Investors are increasingly looking to diversify their retirement accounts with nontraded alternative assets like real estate and private equity, according to a survey released Tuesday by Pensco. In the survey of almost 1,000 investors, 62 percent said they’ve increased their allocation to nontraded alts or have plans to do so. Another quarter plan to increase their allocation in the next five years.
“Our survey found that compared to last year, investors now experience fewer hurdles to investing in nontraded alternatives, and they possess a better understanding of how to use an IRA to invest in various alternative asset classes,” Kelly Rodriques, chief executive officer of Pensco, said in a statement.
Rodriques said the increase in use of nontraded alternative investments in IRAs is a result of both more volatility and a better understanding among investors of how they work.
“As the market continues showing signs of volatility and as individuals increasingly understand the potential benefits of adding alternative assets to their portfolios, we anticipate that self-directed IRA investors will continue pursuing nontraded alternatives that have different risk and return profiles from traditional stocks and bonds,” he said.
In addition to looking for more diversification, investors said they were interested in nontraded alts for their opportunity to invest in businesses, sectors, and industries they’re familiar with.
Real estate and private equity are the most popular asset classes, particularly real estate.
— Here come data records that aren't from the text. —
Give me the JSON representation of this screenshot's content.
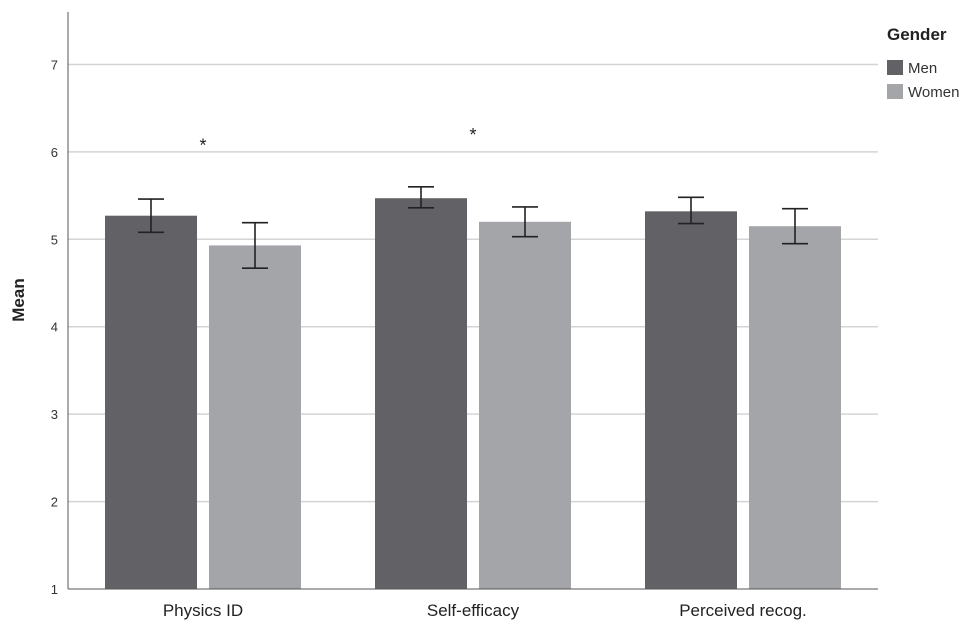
{
  "chart_data": {
    "type": "bar",
    "title": "",
    "xlabel": "",
    "ylabel": "Mean",
    "ylim": [
      1,
      7.6
    ],
    "yticks": [
      1,
      2,
      3,
      4,
      5,
      6,
      7
    ],
    "grid": true,
    "categories": [
      "Physics ID",
      "Self-efficacy",
      "Perceived recog."
    ],
    "legend": {
      "title": "Gender",
      "position": "top-right"
    },
    "series": [
      {
        "name": "Men",
        "color": "#626266",
        "values": [
          5.27,
          5.47,
          5.32
        ],
        "error_low": [
          5.08,
          5.36,
          5.18
        ],
        "error_high": [
          5.46,
          5.6,
          5.48
        ]
      },
      {
        "name": "Women",
        "color": "#a4a5a9",
        "values": [
          4.93,
          5.2,
          5.15
        ],
        "error_low": [
          4.67,
          5.03,
          4.95
        ],
        "error_high": [
          5.19,
          5.37,
          5.35
        ]
      }
    ],
    "annotations": [
      {
        "category_index": 0,
        "text": "*",
        "y": 6.12
      },
      {
        "category_index": 1,
        "text": "*",
        "y": 6.24
      }
    ]
  }
}
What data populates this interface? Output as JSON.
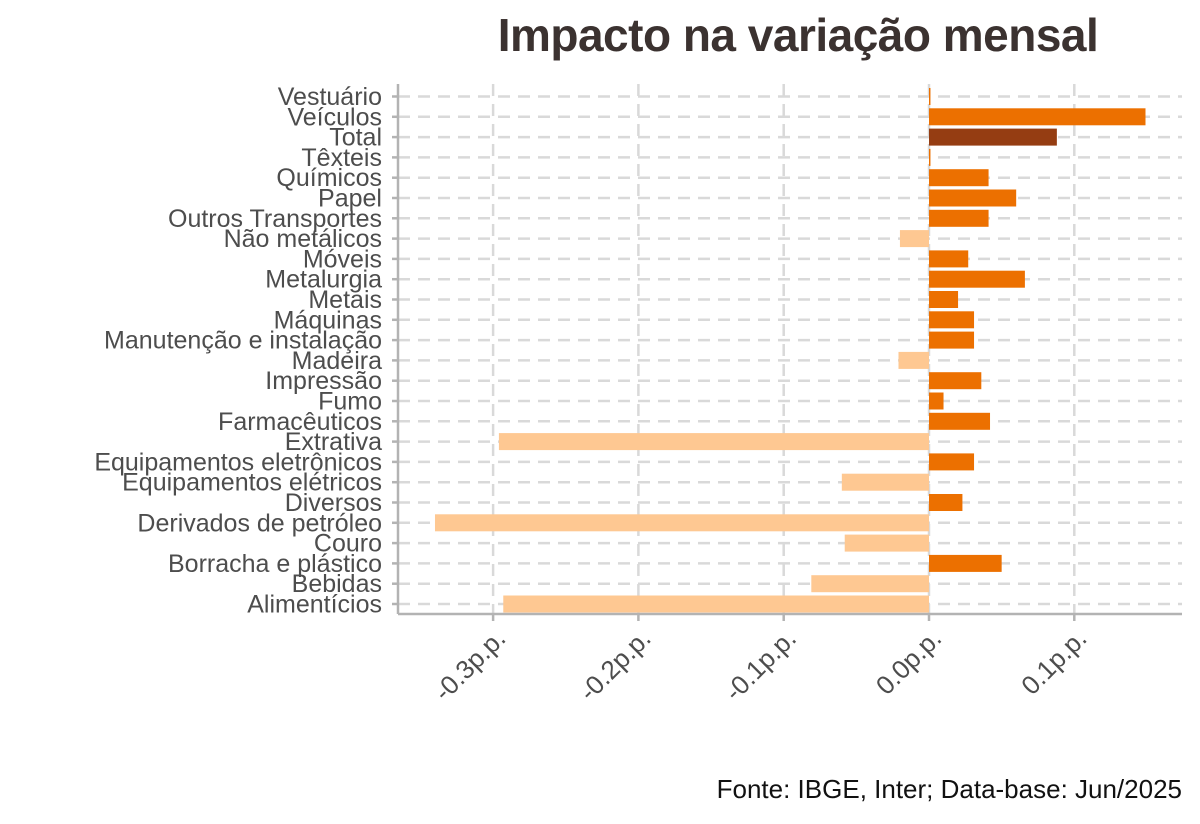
{
  "chart_data": {
    "type": "bar",
    "orientation": "horizontal",
    "title": "Impacto na variação mensal",
    "caption": "Fonte: IBGE, Inter; Data-base: Jun/2025",
    "xlabel": "",
    "ylabel": "",
    "xlim": [
      -0.365,
      0.172
    ],
    "x_ticks": [
      -0.3,
      -0.2,
      -0.1,
      0.0,
      0.1
    ],
    "x_tick_labels": [
      "-0.3p.p.",
      "-0.2p.p.",
      "-0.1p.p.",
      "0.0p.p.",
      "0.1p.p."
    ],
    "grid": true,
    "colors": {
      "positive": "#ec7000",
      "negative": "#fec892",
      "total": "#953d12",
      "text": "#4d4d4d",
      "title": "#3b3230",
      "grid": "#d9d9d9",
      "axis": "#b3b3b3"
    },
    "categories": [
      "Vestuário",
      "Veículos",
      "Total",
      "Têxteis",
      "Químicos",
      "Papel",
      "Outros Transportes",
      "Não metálicos",
      "Móveis",
      "Metalurgia",
      "Metais",
      "Máquinas",
      "Manutenção e instalação",
      "Madeira",
      "Impressão",
      "Fumo",
      "Farmacêuticos",
      "Extrativa",
      "Equipamentos eletrônicos",
      "Equipamentos elétricos",
      "Diversos",
      "Derivados de petróleo",
      "Couro",
      "Borracha e plástico",
      "Bebidas",
      "Alimentícios"
    ],
    "values": [
      0.001,
      0.149,
      0.088,
      0.001,
      0.041,
      0.06,
      0.041,
      -0.02,
      0.027,
      0.066,
      0.02,
      0.031,
      0.031,
      -0.021,
      0.036,
      0.01,
      0.042,
      -0.296,
      0.031,
      -0.06,
      0.023,
      -0.34,
      -0.058,
      0.05,
      -0.081,
      -0.293
    ],
    "highlight": "Total"
  }
}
More than half of respondents said they will increase their allocation to real estate investments, including single-family investment property and nontraded REITs. A quarter said they will increase their private equity allocation with investments in startups or funds.
Pensco noted that new account activity at the firm has shown similar trends. Over a third of new accounts at Pensco in the first nine months of the year were invested in private equity, and 32 percent in real estate.
“Real estate is popular among self-directed IRA clients because of its potential for income generation and hedging against inflation, while private equity offers investors with long investment horizons the potential for growth,” said Rodriques.
Rodriques predicts the SEC’s recent approval of crowdfunding rules regarding Title III of the JOBS Act will only increase investor interest in nontraded alternative investments. Thirty percent of respondents said they already have some understanding of how to invest in private equity through a crowdfunding platform.
However, he warned that self-directed investors are a prime target for companies trying to raise capital through the new rules and that more education is needed.
“Starting next year, the general public will be able to buy shares of private companies that are issued on securities crowdfunding platforms, which means that the need for investor education on the topic is greater than ever before,” he said. “We expect capital raisers to tap self-directed IRA investors for funding through crowdfunding vehicles.”
He added that interest will come from both sides, though. “We also anticipate increased interest from individuals looking to use retirement funds to invest in equity crowdfunding opportunities, leading to the overall growth of the self-directed IRA market,” he said.